Но все-таки у двух писателей, которые восприняли «Доктора Живаго» как неудачу, совершенно разный счет к роману, и дело не в том, что Ахматова, помимо провалов, видит свершения, тогда как Набоков пытается дискредитировать его безоговорочно. Тут важен нравственный, а не только собственно эстетический счет. Сколь бы серьезные доводы ни находила Ахматова, считая, что у Пастернака получился «неудавшийся шедевр», она, безусловно, никогда не допустила бы, чтобы ее отзыв помог увериться в некоторой своей правоте тем, кто запретил печатание «Доктора Живаго» в России, обрушив на автора преследования. Набоков — вряд ли он мог оставаться в полном неведении об этом — объективно подал голос в поддержку тех, кто травил Пастернака, скрывая истинные свои побуждения за разговорами о творческом срыве.
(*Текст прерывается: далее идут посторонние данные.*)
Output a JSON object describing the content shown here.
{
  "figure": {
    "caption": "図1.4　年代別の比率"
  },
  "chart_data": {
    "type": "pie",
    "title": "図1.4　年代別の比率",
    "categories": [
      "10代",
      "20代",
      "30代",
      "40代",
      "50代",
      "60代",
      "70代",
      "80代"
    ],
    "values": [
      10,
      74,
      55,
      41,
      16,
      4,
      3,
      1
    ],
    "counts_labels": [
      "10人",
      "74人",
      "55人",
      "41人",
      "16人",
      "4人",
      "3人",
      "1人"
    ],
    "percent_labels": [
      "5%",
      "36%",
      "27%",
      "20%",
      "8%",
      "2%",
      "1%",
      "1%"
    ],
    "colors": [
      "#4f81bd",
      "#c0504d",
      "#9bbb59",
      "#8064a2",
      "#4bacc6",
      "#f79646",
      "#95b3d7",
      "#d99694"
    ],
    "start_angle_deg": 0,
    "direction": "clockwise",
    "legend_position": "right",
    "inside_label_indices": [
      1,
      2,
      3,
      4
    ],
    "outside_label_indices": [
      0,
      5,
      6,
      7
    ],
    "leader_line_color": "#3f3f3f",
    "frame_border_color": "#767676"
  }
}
Если, как он уверял, все дело было исключительно в том, что роман слаб с художественной стороны, а прочее не имеет никакого значения, то в тогдашних обстоятельствах подобная эстетическая разборчивость слишком уж явно отдавала сальеризмом, как понимал это слово Ходасевич: не зависть, а нетерпимость к чужому опыту, и настолько болезненная, что она побуждает к нравственно неприемлемым поступкам. Когда через десять лет Набоков прочел Солженицына, впечатление было бледным и в общем отрицательным, однако нигде он и полсловом не обмолвился, как оценивает эту прозу. Наоборот, словно бы вопреки собственным правилам, объявил, что полон сочувствия героическому автору, не касаясь литературных качеств его произведений. Но ведь эти произведения и не вытесняли набоковские из списков бестселлеров. А в 1969 году Нобелевскую премию, которой обошли Набокова, ожидавшего ее после «Ады» (крупные нью-йоркские издания даже оставили место на первых полосах для телеграмм о триумфе соотечественника в Стокгольме), получил не Солженицын, удостоенный ее год спустя, но другой писатель — Беккет. Не было причин считаться с Солженицыным литературной славой, оттого не было и психологических препятствий, чтобы достойно оценить его мужество. Много раз повторявшиеся Набоковым слова о том, что в литературе для него важен только художественный счет, — слова, и не больше.